Because the computer doesn’t care about English language descriptions of correspondences between bitfields and numbers, or Martian language descriptions of such correspondences, or whatever. The computer just has bitfields and operates upon them. So it is pointless to say “This number can be represented on a computer, that number can’t” in isolation. The question is holistic; what are all the constants that you want to be able to represent and operations that you want to be able to compute upon those representations? Is there a way to set up a correspondence between those constants and particular bitfields as allows for this (and who cares whether that correspondence can be specified in English or Martian or what have you? The computer certainly doesn’t)?

Of course. Nobody cares because nobody should care about representation unless it comes along with some expectation of what one should be able to do with those representations. Sometimes, what one wants to be able to do with the representations is extract decimal notation expansions. Sometimes, one wants something else. Depending upon what one wants to be able to do, a method of representation is legitimate or not.

I agree. No fixed system of representation can distinctly represent every real number (classically). But that’s a property of the real numbers (and the ability to tell them distinct) as a whole; there are no particular real numbers which hold the property of nonrepresentability, because representability/nonrepresentability isn’t a property of numbers individually; it’s only a property of entire structures of constants and operations upon them.

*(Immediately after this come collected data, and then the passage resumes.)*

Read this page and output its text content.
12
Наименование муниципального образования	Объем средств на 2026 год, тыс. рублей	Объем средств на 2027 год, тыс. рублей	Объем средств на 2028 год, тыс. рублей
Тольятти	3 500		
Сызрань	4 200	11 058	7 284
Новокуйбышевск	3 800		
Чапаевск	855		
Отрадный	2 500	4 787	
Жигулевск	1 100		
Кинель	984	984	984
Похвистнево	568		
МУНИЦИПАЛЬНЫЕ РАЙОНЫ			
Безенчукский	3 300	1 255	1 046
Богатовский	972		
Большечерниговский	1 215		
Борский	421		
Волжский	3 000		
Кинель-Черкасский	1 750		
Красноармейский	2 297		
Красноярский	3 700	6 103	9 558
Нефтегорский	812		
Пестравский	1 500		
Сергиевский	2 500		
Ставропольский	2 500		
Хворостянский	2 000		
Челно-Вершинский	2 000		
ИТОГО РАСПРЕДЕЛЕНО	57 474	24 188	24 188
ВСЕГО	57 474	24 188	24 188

Here is a blog post from another computer scientist (not me) whose particular specialty is in computer representation of real analysis (see here, here, or here, for examples of their work), that makes many of the same points I am making, but perhaps better; in particular, the emphasis on “It is meaningless to discuss representations of a set by a datatype without also considering operations that we want to perform on the set.”

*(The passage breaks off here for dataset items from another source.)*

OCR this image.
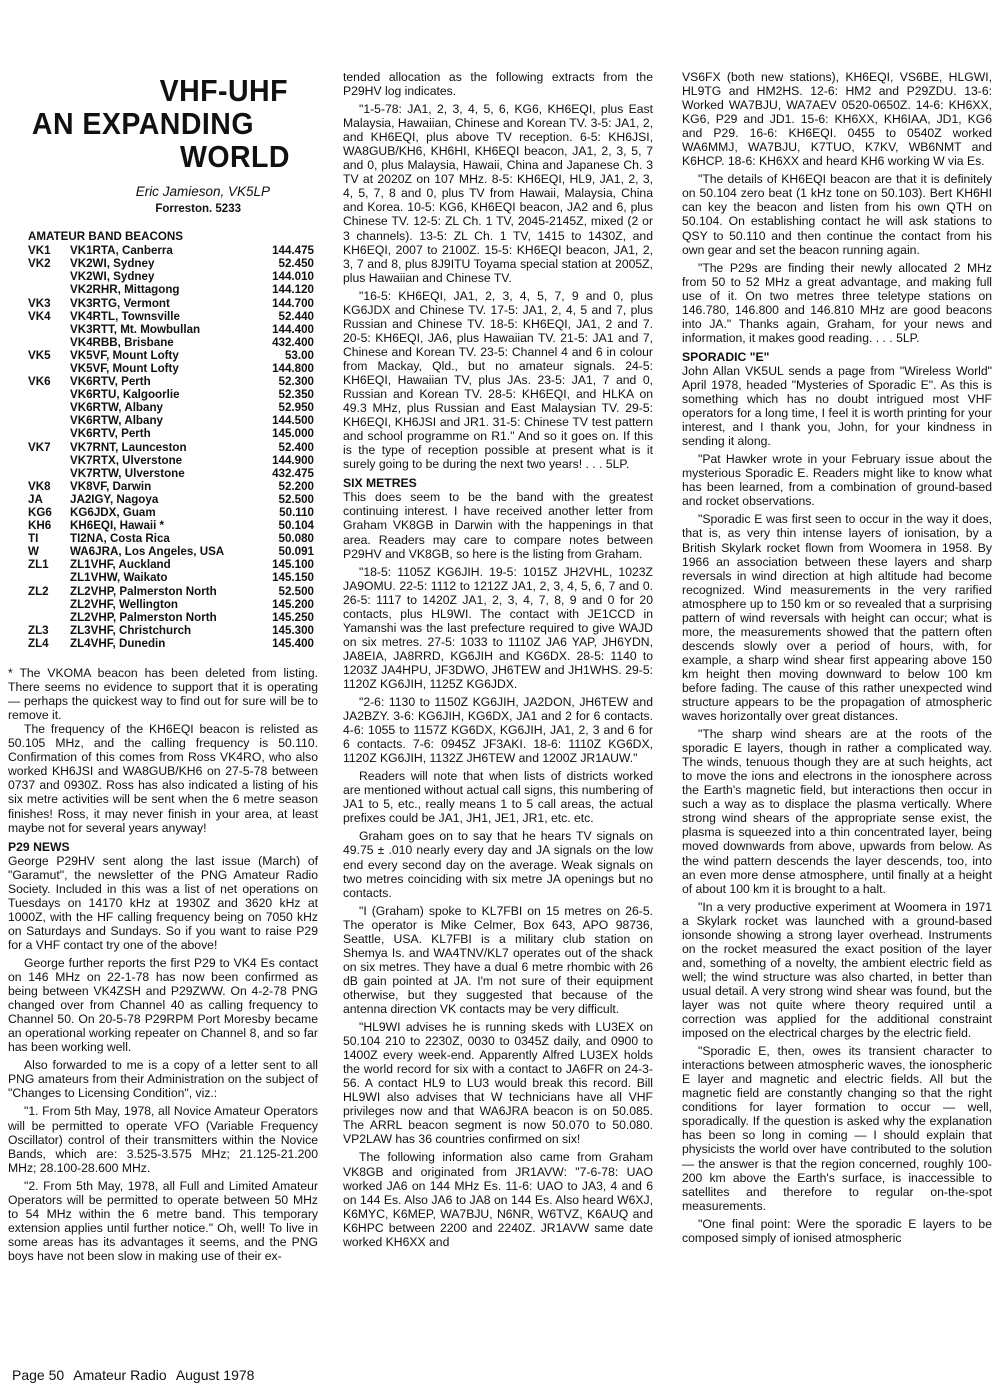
VHF-UHF
AN EXPANDING
WORLD
Eric Jamieson, VK5LP
Forreston. 5233
AMATEUR BAND BEACONS
VK1	VK1RTA, Canberra	144.475
VK2	VK2WI, Sydney	52.450
	VK2WI, Sydney	144.010
	VK2RHR, Mittagong	144.120
VK3	VK3RTG, Vermont	144.700
VK4	VK4RTL, Townsville	52.440
	VK3RTT, Mt. Mowbullan	144.400
	VK4RBB, Brisbane	432.400
VK5	VK5VF, Mount Lofty	53.00
	VK5VF, Mount Lofty	144.800
VK6	VK6RTV, Perth	52.300
	VK6RTU, Kalgoorlie	52.350
	VK6RTW, Albany	52.950
	VK6RTW, Albany	144.500
	VK6RTV, Perth	145.000
VK7	VK7RNT, Launceston	52.400
	VK7RTX, Ulverstone	144.900
	VK7RTW, Ulverstone	432.475
VK8	VK8VF, Darwin	52.200
JA	JA2IGY, Nagoya	52.500
KG6	KG6JDX, Guam	50.110
KH6	KH6EQI, Hawaii *	50.104
TI	TI2NA, Costa Rica	50.080
W	WA6JRA, Los Angeles, USA	50.091
ZL1	ZL1VHF, Auckland	145.100
	ZL1VHW, Waikato	145.150
ZL2	ZL2VHP, Palmerston North	52.500
	ZL2VHF, Wellington	145.200
	ZL2VHP, Palmerston North	145.250
ZL3	ZL3VHF, Christchurch	145.300
ZL4	ZL4VHF, Dunedin	145.400

* The VKOMA beacon has been deleted from listing. There seems no evidence to support that it is operating — perhaps the quickest way to find out for sure will be to remove it.

The frequency of the KH6EQI beacon is relisted as 50.105 MHz, and the calling frequency is 50.110. Confirmation of this comes from Ross VK4RO, who also worked KH6JSI and WA8GUB/KH6 on 27-5-78 between 0737 and 0930Z. Ross has also indicated a listing of his six metre activities will be sent when the 6 metre season finishes! Ross, it may never finish in your area, at least maybe not for several years anyway!

P29 NEWS

George P29HV sent along the last issue (March) of "Garamut", the newsletter of the PNG Amateur Radio Society. Included in this was a list of net operations on Tuesdays on 14170 kHz at 1930Z and 3620 kHz at 1000Z, with the HF calling frequency being on 7050 kHz on Saturdays and Sundays. So if you want to raise P29 for a VHF contact try one of the above!

George further reports the first P29 to VK4 Es contact on 146 MHz on 22-1-78 has now been confirmed as being between VK4ZSH and P29ZWW. On 4-2-78 PNG changed over from Channel 40 as calling frequency to Channel 50. On 20-5-78 P29RPM Port Moresby became an operational working repeater on Channel 8, and so far has been working well.

Also forwarded to me is a copy of a letter sent to all PNG amateurs from their Administration on the subject of "Changes to Licensing Condition", viz.:

"1. From 5th May, 1978, all Novice Amateur Operators will be permitted to operate VFO (Variable Frequency Oscillator) control of their transmitters within the Novice Bands, which are: 3.525-3.575 MHz; 21.125-21.200 MHz; 28.100-28.600 MHz.

"2. From 5th May, 1978, all Full and Limited Amateur Operators will be permitted to operate between 50 MHz to 54 MHz within the 6 metre band. This temporary extension applies until further notice." Oh, well! To live in some areas has its advantages it seems, and the PNG boys have not been slow in making use of their ex-

tended allocation as the following extracts from the P29HV log indicates.

"1-5-78: JA1, 2, 3, 4, 5, 6, KG6, KH6EQI, plus East Malaysia, Hawaiian, Chinese and Korean TV. 3-5: JA1, 2, and KH6EQI, plus above TV reception. 6-5: KH6JSI, WA8GUB/KH6, KH6HI, KH6EQI beacon, JA1, 2, 3, 5, 7 and 0, plus Malaysia, Hawaii, China and Japanese Ch. 3 TV at 2020Z on 107 MHz. 8-5: KH6EQI, HL9, JA1, 2, 3, 4, 5, 7, 8 and 0, plus TV from Hawaii, Malaysia, China and Korea. 10-5: KG6, KH6EQI beacon, JA2 and 6, plus Chinese TV. 12-5: ZL Ch. 1 TV, 2045-2145Z, mixed (2 or 3 channels). 13-5: ZL Ch. 1 TV, 1415 to 1430Z, and KH6EQI, 2007 to 2100Z. 15-5: KH6EQI beacon, JA1, 2, 3, 7 and 8, plus 8J9ITU Toyama special station at 2005Z, plus Hawaiian and Chinese TV.

"16-5: KH6EQI, JA1, 2, 3, 4, 5, 7, 9 and 0, plus KG6JDX and Chinese TV. 17-5: JA1, 2, 4, 5 and 7, plus Russian and Chinese TV. 18-5: KH6EQI, JA1, 2 and 7. 20-5: KH6EQI, JA6, plus Hawaiian TV. 21-5: JA1 and 7, Chinese and Korean TV. 23-5: Channel 4 and 6 in colour from Mackay, Qld., but no amateur signals. 24-5: KH6EQI, Hawaiian TV, plus JAs. 23-5: JA1, 7 and 0, Russian and Korean TV. 28-5: KH6EQI, and HLKA on 49.3 MHz, plus Russian and East Malaysian TV. 29-5: KH6EQI, KH6JSI and JR1. 31-5: Chinese TV test pattern and school programme on R1." And so it goes on. If this is the type of reception possible at present what is it surely going to be during the next two years! . . . 5LP.

SIX METRES

This does seem to be the band with the greatest continuing interest. I have received another letter from Graham VK8GB in Darwin with the happenings in that area. Readers may care to compare notes between P29HV and VK8GB, so here is the listing from Graham.

"18-5: 1105Z KG6JIH. 19-5: 1015Z JH2VHL, 1023Z JA9OMU. 22-5: 1112 to 1212Z JA1, 2, 3, 4, 5, 6, 7 and 0. 26-5: 1117 to 1420Z JA1, 2, 3, 4, 7, 8, 9 and 0 for 20 contacts, plus HL9WI. The contact with JE1CCD in Yamanshi was the last prefecture required to give WAJD on six metres. 27-5: 1033 to 1110Z JA6 YAP, JH6YDN, JA8EIA, JA8RRD, KG6JIH and KG6DX. 28-5: 1140 to 1203Z JA4HPU, JF3DWO, JH6TEW and JH1WHS. 29-5: 1120Z KG6JIH, 1125Z KG6JDX.

"2-6: 1130 to 1150Z KG6JIH, JA2DON, JH6TEW and JA2BZY. 3-6: KG6JIH, KG6DX, JA1 and 2 for 6 contacts. 4-6: 1055 to 1157Z KG6DX, KG6JIH, JA1, 2, 3 and 6 for 6 contacts. 7-6: 0945Z JF3AKI. 18-6: 1110Z KG6DX, 1120Z KG6JIH, 1132Z JH6TEW and 1200Z JR1AUW."

Readers will note that when lists of districts worked are mentioned without actual call signs, this numbering of JA1 to 5, etc., really means 1 to 5 call areas, the actual prefixes could be JA1, JH1, JE1, JR1, etc. etc.

Graham goes on to say that he hears TV signals on 49.75 ± .010 nearly every day and JA signals on the low end every second day on the average. Weak signals on two metres coinciding with six metre JA openings but no contacts.

"I (Graham) spoke to KL7FBI on 15 metres on 26-5. The operator is Mike Celmer, Box 643, APO 98736, Seattle, USA. KL7FBI is a military club station on Shemya Is. and WA4TNV/KL7 operates out of the shack on six metres. They have a dual 6 metre rhombic with 26 dB gain pointed at JA. I'm not sure of their equipment otherwise, but they suggested that because of the antenna direction VK contacts may be very difficult.

"HL9WI advises he is running skeds with LU3EX on 50.104 210 to 2230Z, 0030 to 0345Z daily, and 0900 to 1400Z every week-end. Apparently Alfred LU3EX holds the world record for six with a contact to JA6FR on 24-3-56. A contact HL9 to LU3 would break this record. Bill HL9WI also advises that W technicians have all VHF privileges now and that WA6JRA beacon is on 50.085. The ARRL beacon segment is now 50.070 to 50.080. VP2LAW has 36 countries confirmed on six!

The following information also came from Graham VK8GB and originated from JR1AVW: "7-6-78: UAO worked JA6 on 144 MHz Es. 11-6: UAO to JA3, 4 and 6 on 144 Es. Also JA6 to JA8 on 144 Es. Also heard W6XJ, K6MYC, K6MEP, WA7BJU, N6NR, W6TVZ, K6AUQ and K6HPC between 2200 and 2240Z. JR1AVW same date worked KH6XX and

VS6FX (both new stations), KH6EQI, VS6BE, HLGWI, HL9TG and HM2HS. 12-6: HM2 and P29ZDU. 13-6: Worked WA7BJU, WA7AEV 0520-0650Z. 14-6: KH6XX, KG6, P29 and JD1. 15-6: KH6XX, KH6IAA, JD1, KG6 and P29. 16-6: KH6EQI. 0455 to 0540Z worked WA6MMJ, WA7BJU, K7TUO, K7KV, WB6NMT and K6HCP. 18-6: KH6XX and heard KH6 working W via Es.

"The details of KH6EQI beacon are that it is definitely on 50.104 zero beat (1 kHz tone on 50.103). Bert KH6HI can key the beacon and listen from his own QTH on 50.104. On establishing contact he will ask stations to QSY to 50.110 and then continue the contact from his own gear and set the beacon running again.

"The P29s are finding their newly allocated 2 MHz from 50 to 52 MHz a great advantage, and making full use of it. On two metres three teletype stations on 146.780, 146.800 and 146.810 MHz are good beacons into JA." Thanks again, Graham, for your news and information, it makes good reading. . . . 5LP.

SPORADIC "E"

John Allan VK5UL sends a page from "Wireless World" April 1978, headed "Mysteries of Sporadic E". As this is something which has no doubt intrigued most VHF operators for a long time, I feel it is worth printing for your interest, and I thank you, John, for your kindness in sending it along.

"Pat Hawker wrote in your February issue about the mysterious Sporadic E. Readers might like to know what has been learned, from a combination of ground-based and rocket observations.

"Sporadic E was first seen to occur in the way it does, that is, as very thin intense layers of ionisation, by a British Skylark rocket flown from Woomera in 1958. By 1966 an association between these layers and sharp reversals in wind direction at high altitude had become recognized. Wind measurements in the very rarified atmosphere up to 150 km or so revealed that a surprising pattern of wind reversals with height can occur; what is more, the measurements showed that the pattern often descends slowly over a period of hours, with, for example, a sharp wind shear first appearing above 150 km height then moving downward to below 100 km before fading. The cause of this rather unexpected wind structure appears to be the propagation of atmospheric waves horizontally over great distances.

"The sharp wind shears are at the roots of the sporadic E layers, though in rather a complicated way. The winds, tenuous though they are at such heights, act to move the ions and electrons in the ionosphere across the Earth's magnetic field, but interactions then occur in such a way as to displace the plasma vertically. Where strong wind shears of the appropriate sense exist, the plasma is squeezed into a thin concentrated layer, being moved downwards from above, upwards from below. As the wind pattern descends the layer descends, too, into an even more dense atmosphere, until finally at a height of about 100 km it is brought to a halt.

"In a very productive experiment at Woomera in 1971 a Skylark rocket was launched with a ground-based ionsonde showing a strong layer overhead. Instruments on the rocket measured the exact position of the layer and, something of a novelty, the ambient electric field as well; the wind structure was also charted, in better than usual detail. A very strong wind shear was found, but the layer was not quite where theory required until a correction was applied for the additional constraint imposed on the electrical charges by the electric field.

"Sporadic E, then, owes its transient character to interactions between atmospheric waves, the ionospheric E layer and magnetic and electric fields. All but the magnetic field are constantly changing so that the right conditions for layer formation to occur — well, sporadically. If the question is asked why the explanation has been so long in coming — I should explain that physicists the world over have contributed to the solution — the answer is that the region concerned, roughly 100-200 km above the Earth's surface, is inaccessible to satellites and therefore to regular on-the-spot measurements.

"One final point: Were the sporadic E layers to be composed simply of ionised atmospheric

Page 50 Amateur Radio August 1978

I messed up the link to that post a little (it opens scrolled down a bit); here’s a better link.

I think it isn’t too unusual to treat a pair of numbers that, in principle, ought to get divided, but in practice are kept as integers for a while longer in the program. Perhaps this is because several things have to happen, and can happen first, and they are all much faster to do with integers than doubles, so postpone casting them to dbls and dividing them until you’ve done all the integer work you can. Or, perhaps this is because there can be an important rounding error or other ambiguity if you leave the calculationally perfect realm of the integers (at least the ones small enough to fit in the processor). In any case, this amounts to directly treating an effective number as rational, even if the programmer hasn’t thought of it that way.

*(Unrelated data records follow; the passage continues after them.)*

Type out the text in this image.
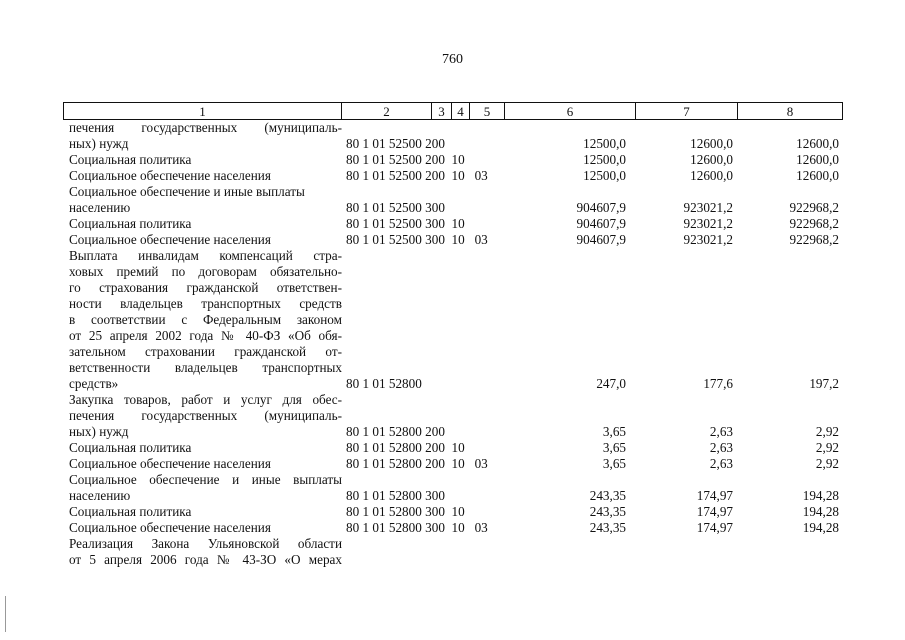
760
1	2	3 4	5	6	7	8
печения государственных (муниципаль-
ных) нужд	80 1 01 52500 200	12500,0	12600,0	12600,0
Социальная политика	80 1 01 52500 200  10	12500,0	12600,0	12600,0
Социальное обеспечение населения	80 1 01 52500 200  10   03	12500,0	12600,0	12600,0
Социальное обеспечение и иные выплаты
населению	80 1 01 52500 300	904607,9	923021,2	922968,2
Социальная политика	80 1 01 52500 300  10	904607,9	923021,2	922968,2
Социальное обеспечение населения	80 1 01 52500 300  10   03	904607,9	923021,2	922968,2
Выплата инвалидам компенсаций стра-
ховых премий по договорам обязательно-
го страхования гражданской ответствен-
ности владельцев транспортных средств
в соответствии с Федеральным законом
от 25 апреля 2002 года № 40-ФЗ «Об обя-
зательном страховании гражданской от-
ветственности владельцев транспортных
средств»	80 1 01 52800	247,0	177,6	197,2
Закупка товаров, работ и услуг для обес-
печения государственных (муниципаль-
ных) нужд	80 1 01 52800 200	3,65	2,63	2,92
Социальная политика	80 1 01 52800 200  10	3,65	2,63	2,92
Социальное обеспечение населения	80 1 01 52800 200  10   03	3,65	2,63	2,92
Социальное обеспечение и иные выплаты
населению	80 1 01 52800 300	243,35	174,97	194,28
Социальная политика	80 1 01 52800 300  10	243,35	174,97	194,28
Социальное обеспечение населения	80 1 01 52800 300  10   03	243,35	174,97	194,28
Реализация Закона Ульяновской области
от 5 апреля 2006 года № 43-ЗО «О мерах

By the way, the last time I read up on the '86/'87/Pentium FPU (floating point unit), the way it does division may surprise readers. First, it is always dividing two numbers that are (in decimal base) always greater than or equal to 1 and less than 2. This should be obvious, because in binary base, a floating point number, or more precisely and to the point for computers a number in scientific notation, is always like this, except multiplied by decimal 2 raised to an integer power. The task therefore is more simply to multiply the two numbers, and just add their two exponents, which of course are integers. So, the initial step is to look up approximations of the two numbers in a table. Yup, they’re hard coded in there, to a few binary places. Errors in this table were the exact form the famous “Pentium division bug” took. Then the processor uses Newton’s method or something similar to start estimating the remaining digits, by guessing - well, a sort of projection - what they are, and multiplying them, and then comparing the result with the givens, and projecting a better estimate from there. At least as of a few years ago, this was the fastest way to divide nonintegers in a practical FPU.

What slightly more complex method are you referring to? Isn’t what you wrote in your post exactly the typical way to deal with rationals in Haskell?

ETA: Oh, nevermind. You must mean by using (arbitrary size) Integer rather than (bounded size) Int.